Most of what we know about St. Patrick comes from his own memoir. He died in Ireland on March 17, 461 and was never actually canonized by the Roman Catholic Church, probably because he lived during its early years before canonization procedures had actually been established. Nevertheless, the Irish began celebrating his feast day on March 17 in the ninth or tenth century. Since this was during Lent, families usually attended services in the morning and then gathered with family and friends in the afternoon for dancing and feasting, enjoying the rich meats usually prohibited during the season.

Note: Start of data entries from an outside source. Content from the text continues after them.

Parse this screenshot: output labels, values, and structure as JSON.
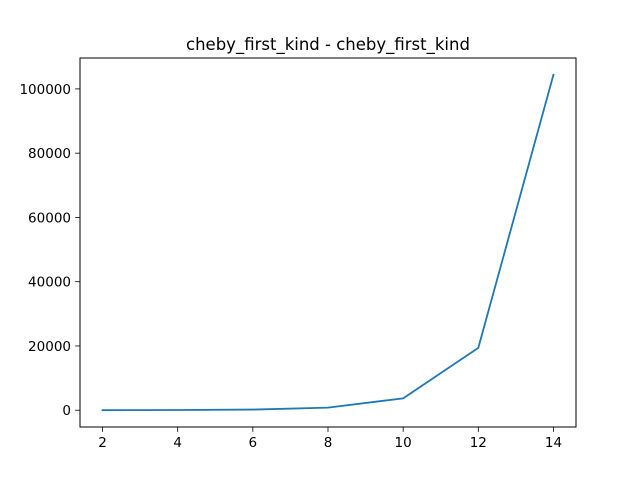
{
  "chart_data": {
    "type": "line",
    "title": "cheby_first_kind - cheby_first_kind",
    "xlabel": "",
    "ylabel": "",
    "x": [
      2,
      4,
      6,
      8,
      10,
      12,
      14
    ],
    "series": [
      {
        "values": [
          10,
          60,
          200,
          800,
          3700,
          19400,
          104400
        ],
        "color": "#1f77b4"
      }
    ],
    "xlim": [
      1.4,
      14.6
    ],
    "ylim": [
      -5220,
      109620
    ],
    "xticks": [
      2,
      4,
      6,
      8,
      10,
      12,
      14
    ],
    "yticks": [
      0,
      20000,
      40000,
      60000,
      80000,
      100000
    ],
    "grid": false,
    "legend": "none"
  }
}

The first St. Patrick’s Day parade was actually held in the New World, not in Ireland. It was organized in the Spanish colony of St. Augustine, in what is now Florida, by an Irish vicar in 1601. Irish soldiers enlisted in the British Army held their own parades in Boston and New York on St. Patrick’s Day 1737. Following the potato famine that began in Ireland in 1845, there was a large influx of Irish immigrants into the United States, particularly in the North East and Appalachian regions. Although they were looked down upon by many fellow Americans, particularly Protestants, most held true to the pride in their heritage. While ham and cabbage were eaten in Ireland, the substitution of corned beef, which we all associate today with St. Patrick’s Day, began in America when these poor immigrants in New York purchased left over corned beef from returning ships as a substitute.

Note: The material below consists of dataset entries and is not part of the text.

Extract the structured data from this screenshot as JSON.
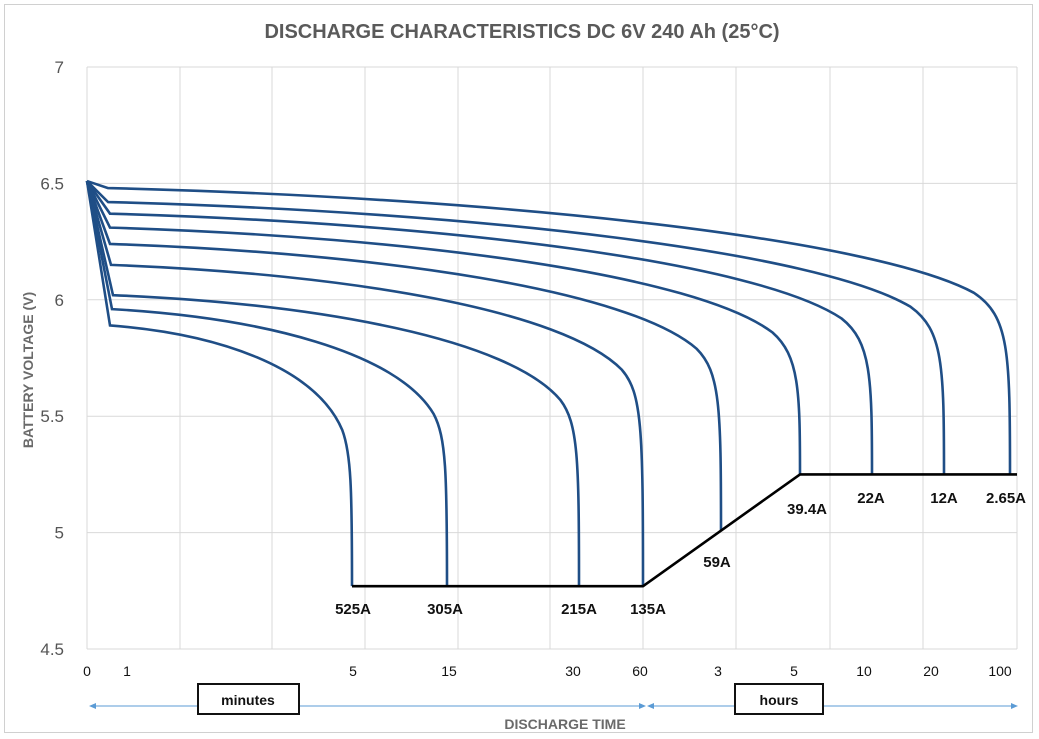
{
  "chart_data": {
    "type": "line",
    "title": "DISCHARGE CHARACTERISTICS DC 6V 240 Ah (25°C)",
    "ylabel": "BATTERY VOLTAGE (V)",
    "xlabel": "DISCHARGE TIME",
    "ylim": [
      4.5,
      7
    ],
    "yticks": [
      "4.5",
      "5",
      "5.5",
      "6",
      "6.5",
      "7"
    ],
    "x_tick_labels": [
      "0",
      "1",
      "5",
      "15",
      "30",
      "60",
      "3",
      "5",
      "10",
      "20",
      "100"
    ],
    "x_units": {
      "minutes": "minutes",
      "hours": "hours"
    },
    "grid": "vertical and horizontal",
    "start_voltage": 6.51,
    "series": [
      {
        "name": "525A",
        "end_time": "~8.5 min",
        "end_voltage": 4.77,
        "knee_voltage": 5.89
      },
      {
        "name": "305A",
        "end_time": "~15 min",
        "end_voltage": 4.77,
        "knee_voltage": 5.96
      },
      {
        "name": "215A",
        "end_time": "~32 min",
        "end_voltage": 4.77,
        "knee_voltage": 6.02
      },
      {
        "name": "135A",
        "end_time": "60 min",
        "end_voltage": 4.77,
        "knee_voltage": 6.15
      },
      {
        "name": "59A",
        "end_time": "~2.9 h",
        "end_voltage": 5.01,
        "knee_voltage": 6.24
      },
      {
        "name": "39.4A",
        "end_time": "5 h",
        "end_voltage": 5.25,
        "knee_voltage": 6.31
      },
      {
        "name": "22A",
        "end_time": "~8.5 h",
        "end_voltage": 5.25,
        "knee_voltage": 6.37
      },
      {
        "name": "12A",
        "end_time": "20 h",
        "end_voltage": 5.25,
        "knee_voltage": 6.42
      },
      {
        "name": "2.65A",
        "end_time": "~100 h",
        "end_voltage": 5.25,
        "knee_voltage": 6.48
      }
    ],
    "cutoff_voltage": [
      {
        "time": "~8.5 min",
        "voltage": 4.77
      },
      {
        "time": "60 min",
        "voltage": 4.77
      },
      {
        "time": "5 h",
        "voltage": 5.25
      },
      {
        "time": "100 h",
        "voltage": 5.25
      }
    ],
    "colors": {
      "curve": "#1f4e86",
      "cutoff": "#000000",
      "grid": "#d9d9d9",
      "arrow": "#5b9bd5"
    }
  }
}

Eventually, Irish patriotism began to flourish. In 1848, New York Irish Aid societies decided to merge their smaller annual celebrations into one large parade, complete with bagpipes and drums. Today the New York City St. Patrick’s Day Parade is the largest in the country. Over three million people come just to watch the five hour extravaganza. Similar smaller parades are held each year in cities across the country. Over time, these parades took on a political importance for Irish-American candidates and those wishing to curry their favor. St. Patrick’s Day celebrations have more recently spread across the globe, with organized parades in Singapore, Russia, and Japan.
Interestingly enough, Ireland was a latecomer to the celebrations. Because St. Patrick’s Day was seen as a religious observance, pubs were closed up until the 1970’s. In the 1990’s, the Irish government began to actually promote celebrations as a way to bring in more tourism to the country. It is also rather fascinating that Ireland was represented by the color blue from the time of Henry VIII. Only as the schism between the British and Irish deepened during the Irish Rebellion of 1798 did the rebels start to wear green, believed to come from attributions of Ireland as the Emerald Isle. Now nearly everyone knows to wear green on St. Patrick’s Day and watch out for mischievous bearded leprechauns dressed in green suits. Some cities like Chicago and San Antonio even dye their rivers green for the occasion. Whether you plan to celebrate or not, remember that St. Patrick’s Day, at least historically, is about more than just wearing green and drinking beer.